Две здоровенные бабы придавили в углу нескольких зэчек и уже собрались поприжать их вилами, как на склад ворвалась охрана. Она не стала вникать, кто из дерущихся прав, кто виноват. Всех до единой уложили на пол, а затем по приказу начальника зоны отправили в штрафной изолятор. Но не только двухнедельную отсидку в «шизо» получила каждая, на целый месяц их лишили свиданий с родными, почты и права отоваривания в ларьке продуктами за свои деньги.
— А если какая-нибудь умрет в «шизо»? — невольно дрогнул Платонов.
— Их всех врач осмотрел после драки, сказал, что опасного для жизни нет ничего.
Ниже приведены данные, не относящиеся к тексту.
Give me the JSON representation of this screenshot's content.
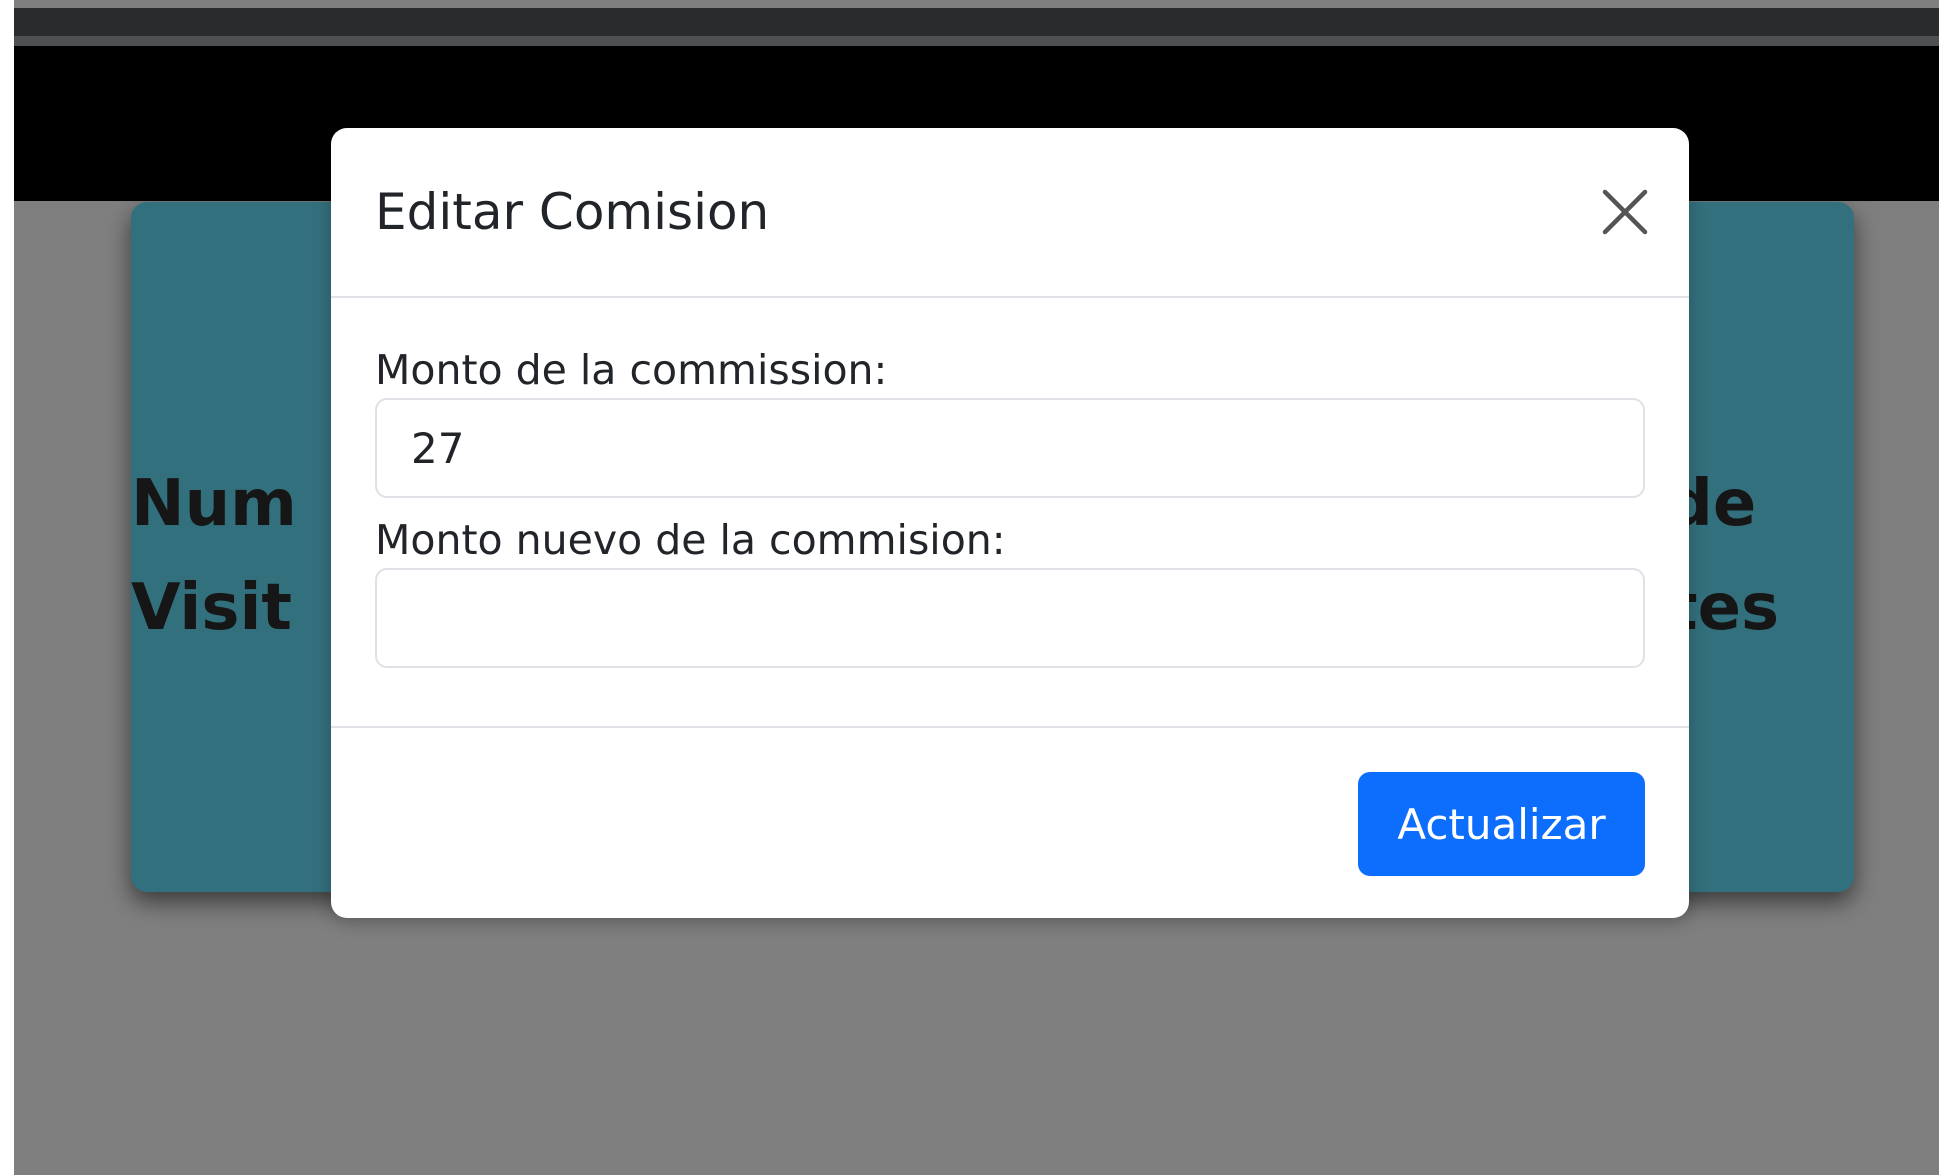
{
  "background_card": {
    "text_left_line1": "Num",
    "text_left_line2": "Visit",
    "text_right_line1": "de",
    "text_right_line2": "tes"
  },
  "modal": {
    "title": "Editar Comision",
    "close_icon": "close-icon",
    "fields": [
      {
        "label": "Monto de la commission:",
        "value": "27",
        "placeholder": ""
      },
      {
        "label": "Monto nuevo de la commision:",
        "value": "",
        "placeholder": ""
      }
    ],
    "submit_label": "Actualizar"
  },
  "colors": {
    "overlay_gray": "#7f7f7f",
    "card_teal": "#33707d",
    "primary_blue": "#0d6efd",
    "nav_black": "#000000"
  }
}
Просто возбудились бабы. Слишком хорошо живут, вот и дала выхлоп избыточная энергия. Им даже полезно посидеть в «шизо». За все время устроить разгрузочные дни даже полезно.
Женщины в отделе смеялись над наказанными зэчками:
— Ну, и рожи у них! Все перекошенные, синие, опухшие! Смотреть жутко. Зверинец, а не зона!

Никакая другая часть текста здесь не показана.